Le Père Général a réuni à nouveau son « Conseil élargi » du 9 au 13 septembre, à Rome. Rappelons que les membres sont non seulement les Conseillers du Général et ses Assistants régionaux mais aussi les présidents des six Conférences des jésuites de par le monde et les responsables des secrétariats basés à la Curie.

Cette fois-ci, quatre thèmes étaient à l’ordre du jour. D’abord le lien ou l’équilibre à trouver pour les supérieurs et les directeurs d’œuvre entre l’attention aux besoins des personnes et les intérêts de la mission commune. Il fut ensuite question de réseautage, une insistance de la 36e Congrégation Générale pour assurer une présence plus forte et plus efficace de la Compagnie dans le monde. En étant conscients des obstacles, il s’agit aussi bien d’un état d’esprit que de méthodes très concrètes pour mettre en lien jésuites et partenaires en vue d’objectifs apostoliques communs.

Une réflexion sur l’Année ignatienne qui sera vécue dans toute la Compagnie de mai 2021 à juillet 2022 était aussi au programme. Il s’agit d’une étape de discernement pour entendre ce à quoi le Seigneur appelle la Compagnie aujourd’hui, en particulier sur quels chemins de conversion elle peut progresser. Cette année rappelle justement le 500e anniversaire de l’expérience de conversion que saint Ignace a faite après avoir été blessé à Pampelune.

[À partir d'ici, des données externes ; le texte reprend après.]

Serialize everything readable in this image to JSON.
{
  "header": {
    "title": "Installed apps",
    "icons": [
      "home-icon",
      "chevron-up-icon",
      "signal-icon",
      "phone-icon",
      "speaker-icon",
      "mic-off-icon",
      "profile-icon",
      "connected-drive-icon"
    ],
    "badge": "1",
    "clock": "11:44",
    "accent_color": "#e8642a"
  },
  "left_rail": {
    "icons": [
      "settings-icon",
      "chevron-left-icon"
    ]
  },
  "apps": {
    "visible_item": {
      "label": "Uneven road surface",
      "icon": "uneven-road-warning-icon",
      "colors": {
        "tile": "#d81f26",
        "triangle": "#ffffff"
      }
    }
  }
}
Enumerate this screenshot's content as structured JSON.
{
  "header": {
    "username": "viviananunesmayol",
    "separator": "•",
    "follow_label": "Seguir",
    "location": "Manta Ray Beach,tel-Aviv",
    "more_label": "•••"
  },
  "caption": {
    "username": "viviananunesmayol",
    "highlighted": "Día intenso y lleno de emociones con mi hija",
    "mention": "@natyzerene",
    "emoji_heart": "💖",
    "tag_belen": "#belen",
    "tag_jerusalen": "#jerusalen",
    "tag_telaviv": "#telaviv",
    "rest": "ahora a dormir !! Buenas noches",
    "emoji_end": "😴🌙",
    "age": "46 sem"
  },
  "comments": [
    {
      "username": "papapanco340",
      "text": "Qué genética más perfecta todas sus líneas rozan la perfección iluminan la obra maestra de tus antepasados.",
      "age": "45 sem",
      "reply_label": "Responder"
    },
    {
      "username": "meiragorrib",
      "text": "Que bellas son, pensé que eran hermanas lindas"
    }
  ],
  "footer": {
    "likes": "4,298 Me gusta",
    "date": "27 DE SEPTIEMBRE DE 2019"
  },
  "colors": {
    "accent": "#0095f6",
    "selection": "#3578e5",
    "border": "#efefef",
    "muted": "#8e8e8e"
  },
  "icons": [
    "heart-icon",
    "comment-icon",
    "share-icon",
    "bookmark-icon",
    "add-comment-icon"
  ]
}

Une journée entière des travaux du Consiglio allargato a été dédiée à l’Amazonie, alors qu’on prépare le Synode spécial convoqué par le Pape François sur la région pan-amazonienne. Le Conseil a alors ouvert ses portes à tous les jésuites de la Curie. Roberto Jaramillo, président de la CPAL (Conférence des Provinciaux d’Amérique latine), a présenté les problématiques vécues dans cette région. Jésuite colombien, il a travaillé en Amazonie, à Manaus, dans une équipe interprovinciale. Après avoir parlé de l’immensité des défis et des forces économiques auxquelles font face les défenseurs de l’environnement et des indigènes - dont la vie dépend essentiellement de la forêt - il a souligné la présence et l’implication des jésuites dans de nombreuses communautés amazoniennes. À son avis, le REPAM (Réseau ecclésial pan-amazonien) est un instrument important de coordination de l’implication de l’Église, plus large que la Compagnie de Jésus, qui peut faire entendre la voix des pauvres et des oubliés de l’Amazonie.

Puis, le P. Michael Czerny, bientôt créé cardinal de l’Église par le Pape François, est intervenu en tant que Secrétaire spécial du synode sur la région pan-amazonienne. Il a d’abord rappelé que le Saint Père avait souhaité ce synode pour que nous souffrions, que nous soyons touchés et que nous voulions faire notre part pour changer les choses. On peut remarquer que c’est la première fois qu’un synode est organisé pour continuer et tâcher de mettre en application les intuitions d’une encyclique, dans ce cas Laudato Si’. Le synode est « spécial » aussi parce qu’il réunira non pas des représentants d’évêques du monde entier, mais tous les évêques de la région amazonienne et quelque 150 autres participants, tous et toutes impliqués dans la région. Dans l’esprit de François, c’est aussi une occasion de donner une place centrale à des gens de diverses périphéries. Enfin, Michael Czerny croit que, pour dépasser le sentiment de désespoir qu’on peut ressentir devant les problèmes environnementaux, il faut savoir apprécier ce qui se fait de bien, au niveau des populations et de l’environnement, dans de nombreux projets où l’Église est impliquée.